Consultant Andrew Winston, author of the popular book “Green to Gold,” wants you to believe otherwise. He makes his case in his new book, “Green Recovery: Get Lean, Get Smart, and Emerge from the Downturn on Top.” Winston writes:
This book presents an optimistic view of what green can do for your company in hard times.
Optimistic, yes. And realistic. Winston knows the recession has knocked businesses and their customers back on their heels. There are few companies today with the financial wherewithal or stomach for large-scale sustainability initiatives.
So what’s a company to do? Winston has plenty of suggestions. His small book reads like a how-to guide for businesses, with easy-to-digest lists of pragmatic reasons and low-cost methods for becoming more sustainable.
Focusing scarce resources
He offers four broad recommendations and organizes his book around them:
- Get lean: You can generate savings fast by reducing energy costs and consumption in your buildings and facilities, data centers, distribution operations, employee travel and by reducing and recycling waste.
- Get smart: Collect data on your environmental footprint, internally and across your value chain, and make it available to the people who can best use it to create change.
- Get creative: Creativity is free. And green innovation is what will set you apart as your competitors stand still. Ask “big, heretical questions.”
- Get (your people) engaged: Winston says, “In these times of low morale, and perhaps because of the stress of harder economic conditions, many people want more meaning at work. A green focus will both engage and inspire your people to keep going through tough times.”
Reducing your environmental footprint now can create advantage over your lesser-prepared competitors. Before long, however, you and your competitors will have no choice. Powerful forces remain at work even as the current economy struggles and squeezes profits. Chief among them are climate change and constraints on natural resources and nonrenewable energy.

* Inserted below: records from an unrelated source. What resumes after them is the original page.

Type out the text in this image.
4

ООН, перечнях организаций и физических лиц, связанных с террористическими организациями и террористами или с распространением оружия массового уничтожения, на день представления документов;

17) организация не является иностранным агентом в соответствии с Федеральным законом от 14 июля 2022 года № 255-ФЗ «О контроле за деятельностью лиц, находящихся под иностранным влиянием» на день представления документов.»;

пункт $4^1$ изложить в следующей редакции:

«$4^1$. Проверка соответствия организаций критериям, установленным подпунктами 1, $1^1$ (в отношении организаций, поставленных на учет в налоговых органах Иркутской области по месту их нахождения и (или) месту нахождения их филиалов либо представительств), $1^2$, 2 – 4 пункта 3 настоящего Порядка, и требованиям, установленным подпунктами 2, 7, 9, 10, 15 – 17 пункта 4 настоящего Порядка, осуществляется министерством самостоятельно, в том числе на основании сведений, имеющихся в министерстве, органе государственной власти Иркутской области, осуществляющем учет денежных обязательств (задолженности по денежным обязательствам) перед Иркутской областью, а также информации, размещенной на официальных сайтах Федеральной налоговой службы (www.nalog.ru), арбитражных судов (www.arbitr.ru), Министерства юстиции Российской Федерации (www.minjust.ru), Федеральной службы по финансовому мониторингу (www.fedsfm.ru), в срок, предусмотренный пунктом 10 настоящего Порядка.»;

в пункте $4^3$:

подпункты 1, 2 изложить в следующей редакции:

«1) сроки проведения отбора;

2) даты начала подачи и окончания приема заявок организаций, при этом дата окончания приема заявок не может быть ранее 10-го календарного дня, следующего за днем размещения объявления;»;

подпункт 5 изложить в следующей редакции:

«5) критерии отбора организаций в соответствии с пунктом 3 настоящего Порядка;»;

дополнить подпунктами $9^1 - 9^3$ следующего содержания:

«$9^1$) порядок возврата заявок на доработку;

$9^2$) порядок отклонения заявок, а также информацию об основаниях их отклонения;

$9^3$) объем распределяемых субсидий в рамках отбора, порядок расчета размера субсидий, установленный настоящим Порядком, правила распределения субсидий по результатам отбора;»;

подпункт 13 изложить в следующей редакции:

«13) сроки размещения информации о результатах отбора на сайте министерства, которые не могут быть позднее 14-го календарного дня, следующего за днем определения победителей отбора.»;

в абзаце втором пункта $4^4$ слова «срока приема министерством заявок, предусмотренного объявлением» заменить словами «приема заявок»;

In his conclusion, Winston writes:
As hard as it may be to imagine, green pressures will force even larger, more sustained changes in business than current economic pressures. We’re talking about a fundamental shift in how the world works.
Application to smaller businesses
Most of Winston’s examples are from larger companies. I asked Winston in an email whether his recommendations work equally well for smaller businesses.

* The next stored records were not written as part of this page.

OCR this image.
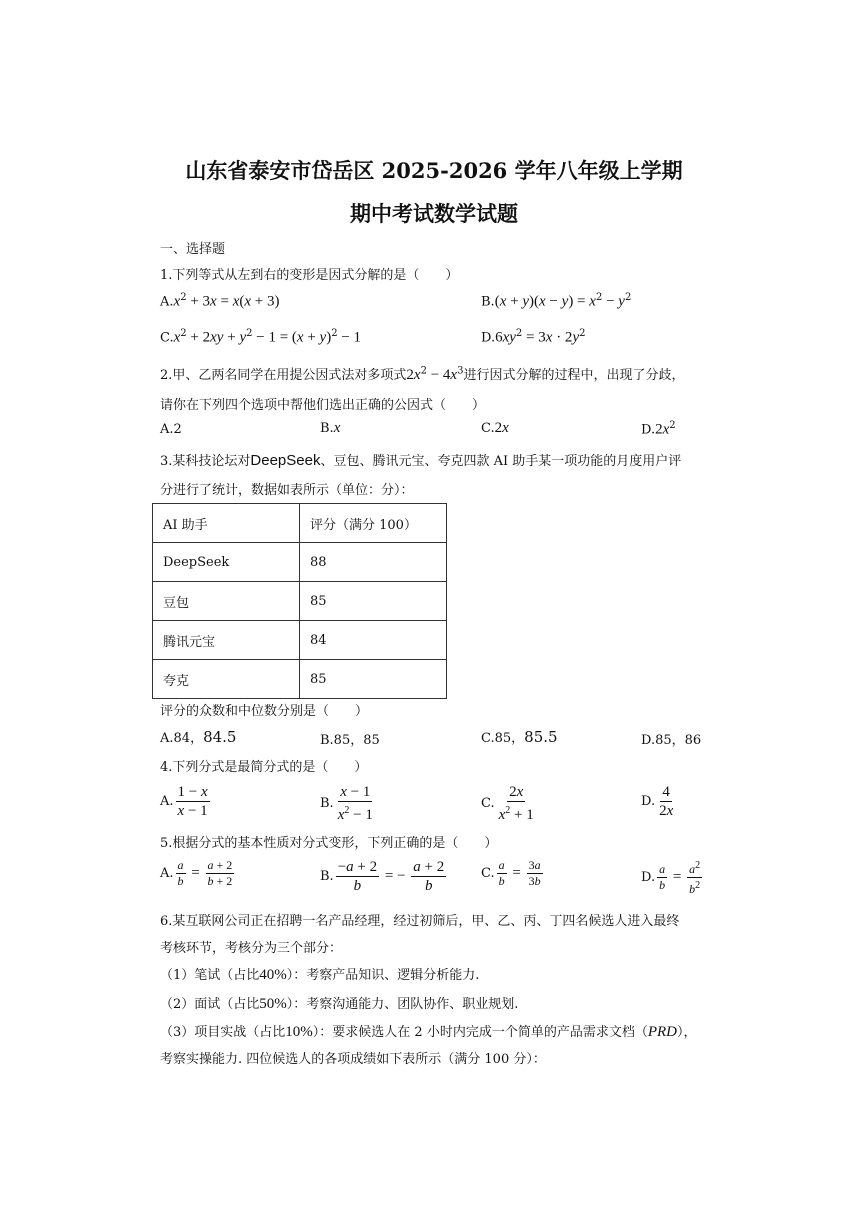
山东省泰安市岱岳区 2025-2026 学年八年级上学期
期中考试数学试题
一、选择题
1.下列等式从左到右的变形是因式分解的是（　　）
$A.x^2 + 3x = x(x + 3)$	$B.(x + y)(x - y) = x^2 - y^2$
$C.x^2 + 2xy + y^2 - 1 = (x + y)^2 - 1$	$D.6xy^2 = 3x \cdot 2y^2$
2.甲、乙两名同学在用提公因式法对多项式$2x^2 - 4x^3$进行因式分解的过程中，出现了分歧，
请你在下列四个选项中帮他们选出正确的公因式（　　）
A.2	B.x	C.2x	$D.2x^2$
3.某科技论坛对DeepSeek、豆包、腾讯元宝、夸克四款 AI 助手某一项功能的月度用户评
分进行了统计，数据如表所示（单位：分）：
AI 助手	评分（满分 100）
DeepSeek	88
豆包	85
腾讯元宝	84
夸克	85
评分的众数和中位数分别是（　　）
A.84，84.5	B.85，85	C.85，85.5	D.85，86
4.下列分式是最简分式的是（　　）
A. $\frac{1 - x}{x - 1}$	B. $\frac{x - 1}{x^2 - 1}$	C. $\frac{2x}{x^2 + 1}$	D. $\frac{4}{2x}$
5.根据分式的基本性质对分式变形，下列正确的是（　　）
A. $\frac{a}{b} = \frac{a + 2}{b + 2}$	B. $\frac{-a + 2}{b}$ = − $\frac{a + 2}{b}$	C. $\frac{a}{b} = \frac{3a}{3b}$	D. $\frac{a}{b} = \frac{a^2}{b^2}$
6.某互联网公司正在招聘一名产品经理，经过初筛后，甲、乙、丙、丁四名候选人进入最终
考核环节，考核分为三个部分：
（1）笔试（占比40%）：考察产品知识、逻辑分析能力.
（2）面试（占比50%）：考察沟通能力、团队协作、职业规划.
（3）项目实战（占比10%）：要求候选人在 2 小时内完成一个简单的产品需求文档（PRD），
考察实操能力. 四位候选人的各项成绩如下表所示（满分 100 分）：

In short, yes, all of these strategies and tactics apply very well for smaller companies. In fact, smaller enterprises may feel more strain on cash flows and need to get lean even faster. The one caveat is whether any capital is available for investment in environmental improvements.
Winston recommends setting aside a portion of planned capital expenditures for environmental priorities, such as energy reduction. He also says smaller businesses may have the advantage when asking the heretical question. “Arguably smaller companies will be less tied to the status quo and more able to foment disruptive change,” he told me.
And what about Social Recovery?
I also asked Winston why he only briefly mentions the social dimension of sustainability.
Part of the answer is based in my expertise and focus. Another is that the ideas for getting lean as a way to fund a Green Recovery need to be focused on quick paybacks, and those types of initiatives tend to be more environmental: saving money on facilities, on IT, etc. It’s harder to pursue the social agenda as a cost-saving path…That said, many companies are building strong brands by hitting themes of transparency, responsibility and corporate citizenship.
Winston comes off as a pragmatist with deep concerns about the environment and the readiness of business to deal with what’s ahead. And for good reason. A new study of 1,500 corporate executives finds only 30 percent of companies have developed a clear business case for sustainability. Another recent study of major U.S. businesses concludes:
The current state of corporate environmental policy and management is surprising, perhaps even shocking.
Seizing the opportunity
Looking past the woeful business response to our environmental challenges lies a classic business opportunity. Iconic environmental businessman Paul Hawken, speaking in Portland, Ore. this month, asserted: “There’s no such thing as bad news about the environment, only information.” And in that information lies the makings of commercial success for those paying attention.
Winston sounds a similar theme.
Some companies that had a weak commitment to sustainability may be pulling back now. What a great opportunity to lead.